The historic Howell House on Lafayette Street in Cape May is now officially recognized as the Harriet Tubman Museum in New Jersey.
Governor Murphy today signed legislation sponsored by Senator Michael Testa and Assemblyman Antwan McClellan (A-3201/S-2585) to honor Tubman, a legendary abolitionist and advocate for women’s voting rights.
“Harriet Tubman was fiercely committed to equality for all people, black or white, male or female,” said Testa. “Through her tireless persistence, this determined woman helped bring about two historic society advancements that changed American society forever – she personally helped lead dozens of southern slaves to freedom in the north, and she was instrumental in the women’s suffrage movement.”
Tubman herself escaped from slavery, and later risked her life to free other slaves. She served as a cook, nurse and armed scout for the Union Army during the Civil War.
“This is a fitting tribute,” said Testa. “The Harriet Tubman story should be available to all, and anchoring the state’s museum in Cape May will help ensure her contributions are never forgotten.”
Tubman briefly made her home in Cape May, working in hotels and clubs to earn money for her heroic rescue missions to the south. More than a dozen dangerous trips resulted in freedom for many former slaves.

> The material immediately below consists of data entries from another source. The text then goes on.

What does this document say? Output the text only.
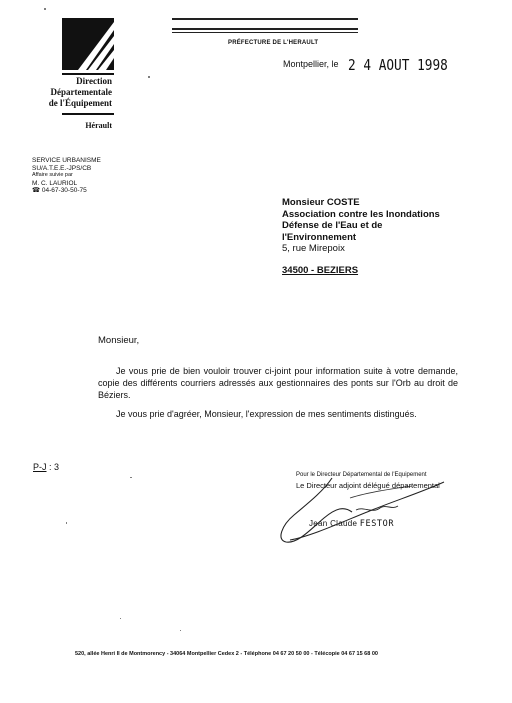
Direction
Départementale
de l'Équipement
Hérault
PRÉFECTURE DE L'HERAULT
Montpellier, le 2 4 AOUT 1998
SERVICE URBANISME
SU/A.T.E.E.-JPS/CB
Affaire suivie par
M. C. LAURIOL
☎ 04-67-30-50-75
Monsieur COSTE
Association contre les Inondations
Défense de l'Eau et de
l'Environnement
5, rue Mirepoix
34500 - BEZIERS
Monsieur,
Je vous prie de bien vouloir trouver ci-joint pour information suite à votre demande, copie des différents courriers adressés aux gestionnaires des ponts sur l'Orb au droit de Béziers.
Je vous prie d'agréer, Monsieur, l'expression de mes sentiments distingués.
P-J : 3
Pour le Directeur Départemental de l'Equipement
Le Directeur adjoint délégué départemental
Jean Claude FESTOR
520, allée Henri II de Montmorency - 34064 Montpellier Cedex 2 - Téléphone 04 67 20 50 00 - Télécopie 04 67 15 68 00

“We are blessed to see the day where we can honor a true American hero right here in our back yard,” Assemblyman McClellan said. “Harriet Tubman’s footprint on our community is everlasting. Our neighbors came together with a wonderful idea to honor Harriet’s memory and pass down her legacy for local students to learn the impacts of slavery and the importance of equality.”

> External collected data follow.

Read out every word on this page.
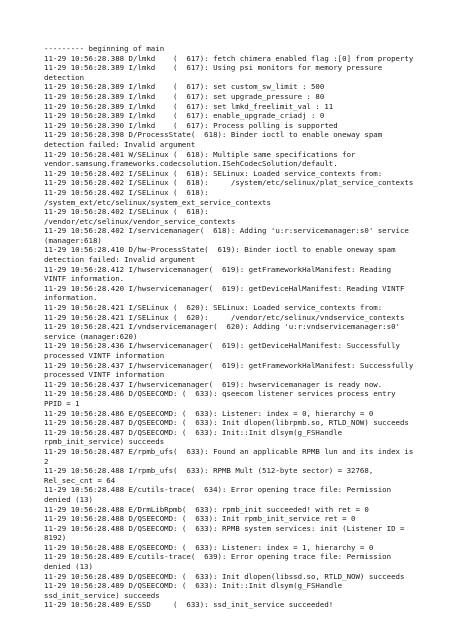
--------- beginning of main
11-29 10:56:28.388 D/lmkd    (  617): fetch chimera enabled flag :[0] from property
11-29 10:56:28.389 I/lmkd    (  617): Using psi monitors for memory pressure
detection
11-29 10:56:28.389 I/lmkd    (  617): set custom_sw_limit : 500
11-29 10:56:28.389 I/lmkd    (  617): set upgrade_pressure : 80
11-29 10:56:28.389 I/lmkd    (  617): set lmkd_freelimit_val : 11
11-29 10:56:28.389 I/lmkd    (  617): enable_upgrade_criadj : 0
11-29 10:56:28.390 I/lmkd    (  617): Process polling is supported
11-29 10:56:28.398 D/ProcessState(  618): Binder ioctl to enable oneway spam
detection failed: Invalid argument
11-29 10:56:28.401 W/SELinux (  618): Multiple same specifications for
vendor.samsung.frameworks.codecsolution.ISehCodecSolution/default.
11-29 10:56:28.402 I/SELinux (  618): SELinux: Loaded service_contexts from:
11-29 10:56:28.402 I/SELinux (  618):     /system/etc/selinux/plat_service_contexts
11-29 10:56:28.402 I/SELinux (  618):
/system_ext/etc/selinux/system_ext_service_contexts
11-29 10:56:28.402 I/SELinux (  618):
/vendor/etc/selinux/vendor_service_contexts
11-29 10:56:28.402 I/servicemanager(  618): Adding 'u:r:servicemanager:s0' service
(manager:618)
11-29 10:56:28.410 D/hw-ProcessState(  619): Binder ioctl to enable oneway spam
detection failed: Invalid argument
11-29 10:56:28.412 I/hwservicemanager(  619): getFrameworkHalManifest: Reading
VINTF information.
11-29 10:56:28.420 I/hwservicemanager(  619): getDeviceHalManifest: Reading VINTF
information.
11-29 10:56:28.421 I/SELinux (  620): SELinux: Loaded service_contexts from:
11-29 10:56:28.421 I/SELinux (  620):     /vendor/etc/selinux/vndservice_contexts
11-29 10:56:28.421 I/vndservicemanager(  620): Adding 'u:r:vndservicemanager:s0'
service (manager:620)
11-29 10:56:28.436 I/hwservicemanager(  619): getDeviceHalManifest: Successfully
processed VINTF information
11-29 10:56:28.437 I/hwservicemanager(  619): getFrameworkHalManifest: Successfully
processed VINTF information
11-29 10:56:28.437 I/hwservicemanager(  619): hwservicemanager is ready now.
11-29 10:56:28.486 D/QSEECOMD: (  633): qseecom listener services process entry
PPID = 1
11-29 10:56:28.486 E/QSEECOMD: (  633): Listener: index = 0, hierarchy = 0
11-29 10:56:28.487 D/QSEECOMD: (  633): Init dlopen(librpmb.so, RTLD_NOW) succeeds
11-29 10:56:28.487 D/QSEECOMD: (  633): Init::Init dlsym(g_FSHandle
rpmb_init_service) succeeds
11-29 10:56:28.487 E/rpmb_ufs(  633): Found an applicable RPMB lun and its index is
2
11-29 10:56:28.488 I/rpmb_ufs(  633): RPMB Mult (512-byte sector) = 32768,
Rel_sec_cnt = 64
11-29 10:56:28.488 E/cutils-trace(  634): Error opening trace file: Permission
denied (13)
11-29 10:56:28.488 E/DrmLibRpmb(  633): rpmb_init succeeded! with ret = 0
11-29 10:56:28.488 D/QSEECOMD: (  633): Init rpmb_init_service ret = 0
11-29 10:56:28.488 D/QSEECOMD: (  633): RPMB system services: init (Listener ID =
8192)
11-29 10:56:28.488 E/QSEECOMD: (  633): Listener: index = 1, hierarchy = 0
11-29 10:56:28.489 E/cutils-trace(  639): Error opening trace file: Permission
denied (13)
11-29 10:56:28.489 D/QSEECOMD: (  633): Init dlopen(libssd.so, RTLD_NOW) succeeds
11-29 10:56:28.489 D/QSEECOMD: (  633): Init::Init dlsym(g_FSHandle
ssd_init_service) succeeds
11-29 10:56:28.489 E/SSD     (  633): ssd_init_service succeeded!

When he was mayor of Lower Township, Testa and McClellan’s district mate Assemblyman Erik Simonsen spoke on behalf of the museum project to ensure the community was able to receive bonds for the renovation project.
“This historic property honors Harriet Tubman’s role as an abolitionist who saved approximately 70 individuals from the hands of slavery,” Simonsen said. “I am beyond proud of the hard work our community has done to renovate the Howell House. This will be a historic milestone for our legislative district.”
The Howell House, built in 1850, is one of the senior structures in the seaside town known for its historic and distinctive buildings. The museum is located at 632 Lafayette Street, “on a block that anti-slavery activists called home in Cape May,” according to HarrietTubmanMuseum.org. “Lafayette Street and Franklin Street became a center of abolitionist activity centered around three important buildings developed in 1846.”
The home was owned by Joseph Howell, a Quaker from Philadelphia, and willed to the historic Macedonia Baptist Church.